It took half a decade for Lorde to get to Florida. Once she arrived, it took all of a day for her to think about getting a condo.
"This is paradise," the 21-year-old New Zealander told nearly 8,000 fans at Tampa's Amalie Arena on Wednesday, after an off-day spent swimming in the Gulf of Mexico and sipping frozen drinks on the beach.
"This is an amazing part of the country, all these beautiful swamps around," she added, before catching herself: "It's the wrong word, isn't it, 'swamp'?" Is it a swamp? You call it a swamp? It's gorgeous. How can I just live around one of these swamps? Move here?"
Let's not put it past her. The alt-pop singer born Ella Yelich-O'Connor has swiftly built a career out of doing things her own way, as evidenced by her idiosyncratic yet rousing Tampa debut.
"I feel like I've been waiting a long time to play this show," she said. "I'm a long way from home right now, and the fact that there's a room full of people in Tampa that want to come hang out with me is a very big deal."
Funny thing is, the show in some ways didn't feel like that big a deal at all. Much like her sparsest, slinkiest songs, Lorde's Melodrama Tour – so named for her widely acclaimed sophomore album, released last summer – took a more minimalist approach to pop stagecraft, offering few of the gee-whiz geegaws and pyrotechnics relied on by her peers. All Lorde had were a band in the shadows, a large glass box suspended from the rafters, and a tribe of six dancers who seemed almost incidental to the show.
And pity those poor dancers, for their moves were no match for Lorde's. It's not that her movements seemed all that choreographed; indeed, she rarely fell into step with her dancers. Rather, as they did their moves, she did her own, stomping, sashaying and practically swimming across the stage, flicking her forearms out like lightning bolts.
In essence, Lorde was free, mostly, to do anything she wanted – flip her fingers through her mane of windblown hair, jut her joints left or right or in any angle she pleased. For the choppy and snappy Tennis Court, she did a couple of quick takes on the Running Man; for Disclosure's Magnets, she kneeled to the audience as synths wafted in and out around the beat.

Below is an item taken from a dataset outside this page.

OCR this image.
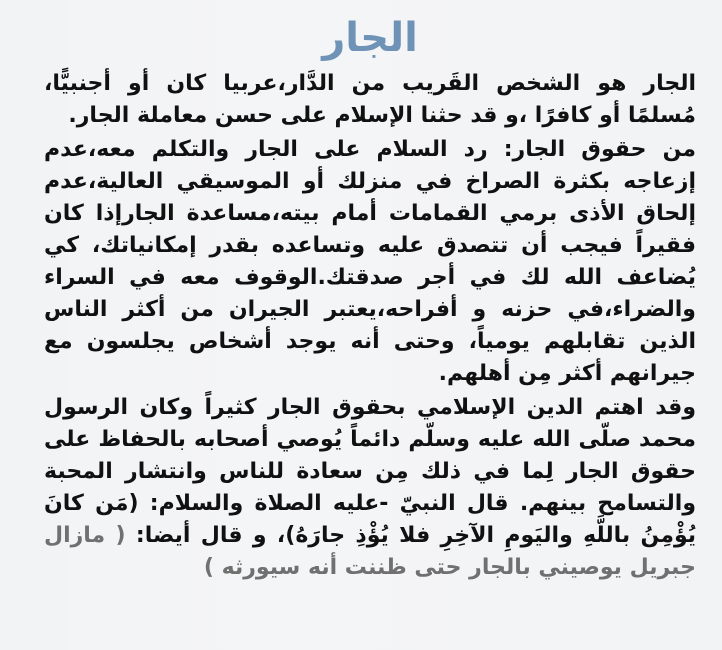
الجار

الجار هو الشخص القَريب من الدَّار،عربيا كان أو أجنبيًّا، مُسلمًا أو كافرًا ،و قد حثنا الإسلام على حسن معاملة الجار.

من حقوق الجار: رد السلام على الجار والتكلم معه،عدم إزعاجه بكثرة الصراخ في منزلك أو الموسيقي العالية،عدم إلحاق الأذى برمي القمامات أمام بيته،مساعدة الجارإذا كان فقيراً فيجب أن تتصدق عليه وتساعده بقدر إمكانياتك، كي يُضاعف الله لك في أجر صدقتك.الوقوف معه في السراء والضراء،في حزنه و أفراحه،يعتبر الجيران من أكثر الناس الذين تقابلهم يومياً، وحتى أنه يوجد أشخاص يجلسون مع جيرانهم أكثر مِن أهلهم.

وقد اهتم الدين الإسلامي بحقوق الجار كثيراً وكان الرسول محمد صلّى الله عليه وسلّم دائماً يُوصي أصحابه بالحفاظ على حقوق الجار لِما في ذلك مِن سعادة للناس وانتشار المحبة والتسامح بينهم. قال النبيّ -عليه الصلاة والسلام: (مَن كانَ يُؤْمِنُ باللَّهِ واليَومِ الآخِرِ فلا يُؤْذِ جارَهُ)، و قال أيضا: ( مازال جبريل يوصيني بالجار حتى ظننت أنه سيورثه )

Letting the music guide her, Lorde did her own quick costume change on stage during Ribs, stripping to her glittery skivvies to don a poofy white gown. She took a seat, legs dangling as if off a dock, for powerful solo renditions of Writer In the Dark, Liability and a cover of Frank Ocean's Solo.
With her voice teetering from youthful to husky to evocative – a pinch of PJ Harvey, a pinch of Gwen Stefani, a pinch of Tori Amos – Lorde kept moving and kept the show's energy on a slow build until an undeniable four-song run at the end of her main set. First came the jubilant Supercut and bump-'n'-click groove of breakthrough hit Royals, after which she basked in an extended ovation. Then came the fully limbered, wilder Perfect Places and full-on explosion of Green Light, the song where the entire arena finally dropped their guard and lost their minds, following the lead of their Lorde.
Such freedom of spirit no doubt engendered the same in her opening acts.
A retrofuturist rap duo twice Lorde's age might not seem like a natural fit on the bill, but Killer Mike and El-P of Run the Jewels didn't seem to care. Mike's throaty bellow and El-P's streetwise sly-guy delivery balanced one another on Talk To Me, Legend Has It, and Call Ticketron, rock-inspired tracks built on kung-fu hustle and jungle-rumbling bass.
Their spit-shined rapport lent levity to a set that could've turned dark quick on lyrics lacerating the brutality of the criminal justice system; instead of glooming in their siren-tinted stage lights; they spliced in in shout-outs to March's Women's History Month, a heartfelt anti-suicide PSA from Mike, and a quasi-apology to the parents in the house for all the swears.
"They're gonna learn how to curse," El-P told the moms and dads. "Might as well be from some of the best."
And with the audience still mostly filing in or seated, indie rock singer-songwriter Mitski filled the arena with her dreamy voice, muscly bass and band's flexing, crunching guitars — muscly and gripping and furious on Townie and Your Best American Girl, righteous and howling on Drunk Walk Home.
It was a motley mesh of unlikely tourmates that might've, just maybe, kept some fans away. While 8,000 fans is nothing to sneeze at, Amalie's entire top deck was cordoned off with black curtains, typically a sign of an undersold show.
But don't go thinking this means Lorde's one-and-done with Tampa Bay. At the end of closer Team, she hopped off the stage to hug and kiss fans in the first few rows; she came back wearing a quilt bearing her image and a pretty enormous smile. Beach life sticks with some people, and Lorde might be one of them. She might come back just for fun. Let's make sure our swamps are in order.